OP, no solicitor can do anything for you here. You are not legally related to the deceased, his brother, or their mother. You have no entitlement of any kind to any money unless there is a will.

UnravelMyMind · 10/01/2018 13:49

Thanks Nauticant!

OP posts:
ShellyBoobs · 10/01/2018 13:50

Is your uncle a decent person? He may share with you if so. But I'd start looking at the legals and also be prepared that HMRC may end up with it

Your question is answered by your second sentence.

Of course he’s not a decent person!

He’s complicit in helping OP’s father to evade taxes, going by the fact that HMRC were on the case,

DrMarthaJones · 10/01/2018 13:50

MarthaJones - you're simplifying massively. OP has no entitlement to her bio father's estate under the rules of intestacy, but without sight of grandma's will, it's not correct she isn't entitled to anything. She says she's named in grandma's will so entirely possible that bio father had a life interest held on trust by uncle, reversion to OP. THat is as speculative of course as your assertion she has nothing and no entitlement to anything

I am not. OP has a copy of the ex grandmothers will, so your point is irrelevant.

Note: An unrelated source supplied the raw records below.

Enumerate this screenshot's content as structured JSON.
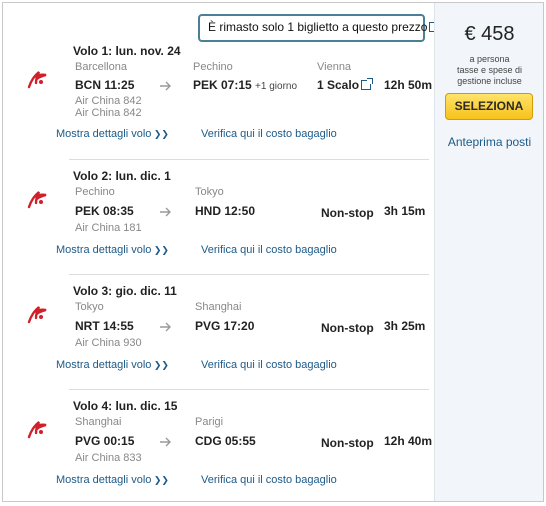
{
  "notice": {
    "text": "È rimasto solo 1 biglietto a questo prezzo"
  },
  "price": {
    "amount": "€ 458",
    "note_line1": "a persona",
    "note_line2": "tasse e spese di",
    "note_line3": "gestione incluse",
    "select_label": "SELEZIONA",
    "preview_label": "Anteprima posti"
  },
  "segments": [
    {
      "title": "Volo  1:  lun. nov. 24",
      "from_city": "Barcellona",
      "from": "BCN  11:25",
      "to_city": "Pechino",
      "to": "PEK  07:15",
      "plus_day": "+1 giorno",
      "via_city": "Vienna",
      "stops": "1 Scalo",
      "duration": "12h 50m",
      "airline1": "Air China 842",
      "airline2": "Air China 842",
      "details_link": "Mostra dettagli volo",
      "baggage_link": "Verifica qui il costo bagaglio"
    },
    {
      "title": "Volo  2:  lun. dic. 1",
      "from_city": "Pechino",
      "from": "PEK  08:35",
      "to_city": "Tokyo",
      "to": "HND  12:50",
      "stops": "Non-stop",
      "duration": "3h 15m",
      "airline1": "Air China 181",
      "details_link": "Mostra dettagli volo",
      "baggage_link": "Verifica qui il costo bagaglio"
    },
    {
      "title": "Volo  3:  gio. dic. 11",
      "from_city": "Tokyo",
      "from": "NRT  14:55",
      "to_city": "Shanghai",
      "to": "PVG  17:20",
      "stops": "Non-stop",
      "duration": "3h 25m",
      "airline1": "Air China 930",
      "details_link": "Mostra dettagli volo",
      "baggage_link": "Verifica qui il costo bagaglio"
    },
    {
      "title": "Volo  4:  lun. dic. 15",
      "from_city": "Shanghai",
      "from": "PVG  00:15",
      "to_city": "Parigi",
      "to": "CDG  05:55",
      "stops": "Non-stop",
      "duration": "12h 40m",
      "airline1": "Air China 833",
      "details_link": "Mostra dettagli volo",
      "baggage_link": "Verifica qui il costo bagaglio"
    }
  ],
  "icons": {
    "airline_logo": "air-china-logo-icon",
    "arrow": "arrow-right-icon",
    "external": "external-link-icon",
    "chevron": "double-chevron-down-icon"
  },
  "colors": {
    "link": "#1d5a88",
    "button": "#f7c21b",
    "logo": "#d0202a",
    "notice_border": "#4a7f96"
  }
}
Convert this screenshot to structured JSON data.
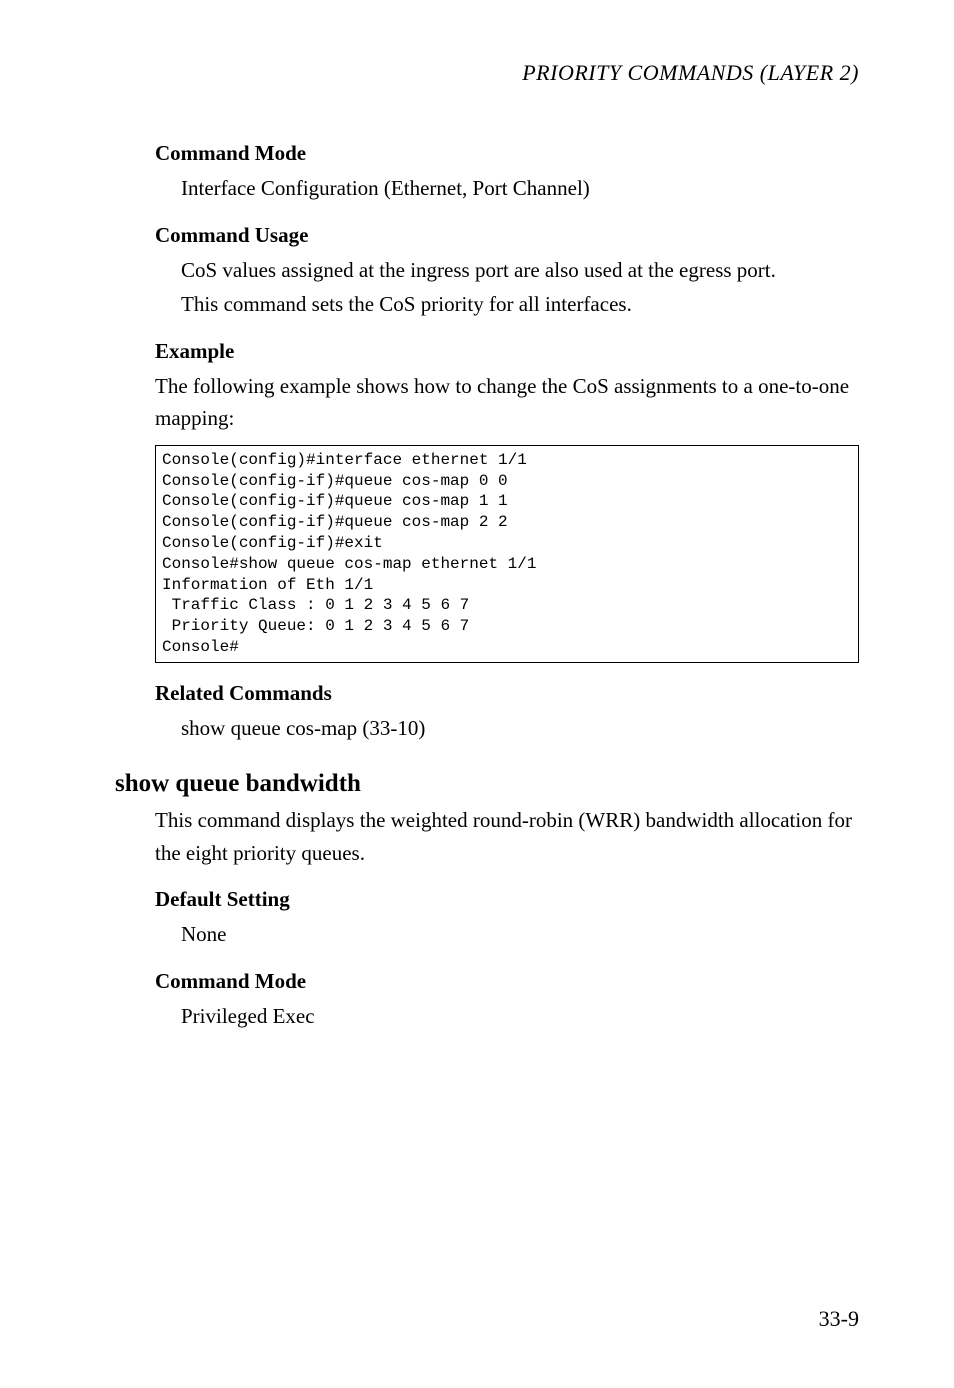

CotswoldStrife · 10/01/2018 13:51

Sorry for your loss OP, I think I remember some of your other threads about your dad.

So - your dad did receive a definite bequest from his mother's will. You are not sure if it was to be held in trust. If you are adopted by your stepfather then I don't think you will inherit from your biological father - if he has no other children then the remaining bequest (which will now include the property money) will go to his siblings IIRC.

Although I do think HMRC will take a keen interest in the estate!

Topseyt · 10/01/2018 13:52

Bugger off with the "Wow, just wow" crap unless you are a solicitor well versed in the laws of intestacy along with the other potential complicating factors the OP has mentioned.

It could potentially be OP's money. Not her uncle's (I think she is talking about her Dad's brother anyway, but could be confused). That is why she needs a solicitor - to help her ascertain this, before all of the money disappears or is spent.

OP, I hope you find the answers soon. However, I do agree with those saying that your phraseology of "Hoping for a Windfall" is not the wisest choice. It makes you sound grabby, which I don't believe you are.